The goal of the lab is to identify molecular mechanisms that contribute to the development of dysfunction in aging skeletal muscle and understand how protein quality control via degradation and post-translational modifications (e.g. ubiquitination and acetylation) contribute to the dysfunction.
Post-translational modifications are an important component of proteostasis because they allow the proteome to respond quickly to stress events, as these modifications (e.g., ubiquitination, acetylation) regulate protein function and degradation. The conserved UBR-box family of E3 ubiquitin ligases (e.g., UBR2, UBR5) are essential components of protein quality control that target substrates for proteasomal degradation. As the UBR-box E3 ubiquitin ligases are part of the ubiquitin proteasome system (UPS) and the N-degron pathway, they have the capacity to recognize ubiquitin and acetyl motifs on destabilized protein substrates which subsequently affects the protein half-life. The UPS and N-degron pathway are poorly characterized in skeletal muscle and little is known how they contribute towards proteostasis and respond to cellular stress under aging, atrophy and other age-related diseases. Thus, investigating these systems will provide an opportunity for therapeutic approaches to be developed around protein clearance and alleviating proteotoxic stress, with the goal of improving skeletal muscle function and health in disease and aging.
Figure 1. Overview of experimental approaches used where UBR-box E3 ubiquitin ligases have been identified in skeletal muscle (reference: Hughes DC & Bodine SC. Exercise and Sport Sciences Reviews 2025).
Project 1. The role of protein quality control in age related muscle loss. E3 ubiquitin ligases are important components of the ubiquitin proteasome system and provide a critical step in selecting protein substrates for ubiquitination and potential proteolytic or non-proteolytic fates. Relatively few E3 ubiquitin ligases have been studied in the context of the aging process and skeletal muscle function. We have identified UBR5 to be critical in skeletal muscle health with biochemical sex differences being observed in rodent models with UBR5 knockdown. Our current studies are focused on understanding degradation signals in protein turnover and how proteolytic pathways change with age.

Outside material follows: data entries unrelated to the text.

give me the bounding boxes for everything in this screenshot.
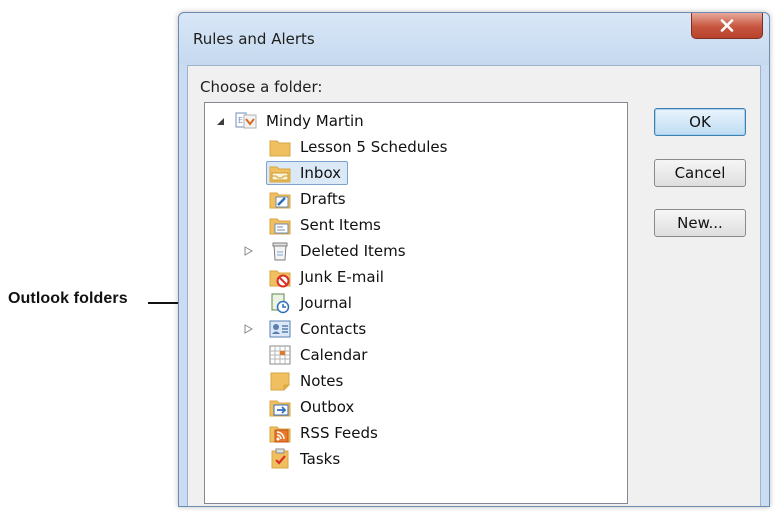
collapse-arrow-icon[interactable] <box>215 116 225 126</box>
tree-item-contacts[interactable]: Contacts <box>243 316 369 342</box>
tree-item-label: Outbox <box>300 398 355 416</box>
drafts-icon <box>269 188 291 210</box>
rss-feeds-icon <box>269 422 291 444</box>
mailbox-icon: E <box>235 110 257 132</box>
tree-item-junk-email[interactable]: Junk E-mail <box>269 264 387 290</box>
inbox-icon <box>269 162 291 184</box>
close-icon <box>720 19 734 32</box>
notes-icon <box>269 370 291 392</box>
tree-item-label: Notes <box>300 372 344 390</box>
callout-label: Outlook folders <box>8 290 128 307</box>
tree-item-lesson-5-schedules[interactable]: Lesson 5 Schedules <box>269 134 450 160</box>
tasks-icon <box>269 448 291 470</box>
junk-email-icon <box>269 266 291 288</box>
dialog-body: Choose a folder: E Mindy Martin Lesson 5… <box>187 65 761 506</box>
folder-tree[interactable]: E Mindy Martin Lesson 5 Schedules Inbox … <box>204 102 628 504</box>
tree-item-outbox[interactable]: Outbox <box>269 394 357 420</box>
outbox-icon <box>269 396 291 418</box>
expand-arrow-icon[interactable] <box>243 246 253 256</box>
cancel-button[interactable]: Cancel <box>654 159 746 187</box>
tree-item-notes[interactable]: Notes <box>269 368 346 394</box>
deleted-items-icon <box>269 240 291 262</box>
tree-item-tasks[interactable]: Tasks <box>269 446 343 472</box>
sent-items-icon <box>269 214 291 236</box>
tree-item-rss-feeds[interactable]: RSS Feeds <box>269 420 381 446</box>
tree-item-label: Lesson 5 Schedules <box>300 138 448 156</box>
ok-button[interactable]: OK <box>654 108 746 136</box>
tree-item-label: Journal <box>300 294 352 312</box>
tree-item-deleted-items[interactable]: Deleted Items <box>243 238 409 264</box>
rules-and-alerts-dialog: Rules and Alerts Choose a folder: E Mind… <box>178 12 770 507</box>
close-button[interactable] <box>691 13 763 39</box>
tree-item-inbox[interactable]: Inbox <box>266 160 349 186</box>
calendar-icon <box>269 344 291 366</box>
tree-item-label: Mindy Martin <box>266 112 364 130</box>
folder-icon <box>269 136 291 158</box>
tree-item-label: Deleted Items <box>300 242 406 260</box>
tree-item-label: Tasks <box>300 450 341 468</box>
tree-item-label: Sent Items <box>300 216 381 234</box>
title-bar: Rules and Alerts <box>179 13 769 65</box>
tree-item-label: Calendar <box>300 346 368 364</box>
tree-item-label: Inbox <box>300 164 342 182</box>
tree-item-label: Drafts <box>300 190 346 208</box>
tree-root-mindy-martin[interactable]: E Mindy Martin <box>213 108 367 134</box>
svg-text:E: E <box>238 116 243 125</box>
tree-item-label: RSS Feeds <box>300 424 378 442</box>
tree-item-journal[interactable]: Journal <box>269 290 355 316</box>
tree-item-label: Junk E-mail <box>300 268 384 286</box>
tree-item-sent-items[interactable]: Sent Items <box>269 212 384 238</box>
tree-item-label: Contacts <box>300 320 367 338</box>
journal-icon <box>269 292 291 314</box>
choose-folder-label: Choose a folder: <box>200 78 323 96</box>
expand-arrow-icon[interactable] <box>243 324 253 334</box>
new-folder-button[interactable]: New... <box>654 209 746 237</box>
tree-item-drafts[interactable]: Drafts <box>269 186 349 212</box>
dialog-title: Rules and Alerts <box>193 30 315 48</box>
tree-item-calendar[interactable]: Calendar <box>269 342 370 368</box>
contacts-icon <box>269 318 291 340</box>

Project 2. The role of nuclear hormone receptors in sexual dimorphism, exercise, and atrophy. Nuclear (hormone) receptors are critical in responding to signals such as nutrients, exercise and hormonal status leading to the activation of specific gene programs. However, there is limited knowledge on how these nuclear receptors are regulated. Our current studies are focused on how degradation/turnover of nuclear receptors might play a role in skeletal muscle plasticity under different stimuli such as, aging, disease and exercise.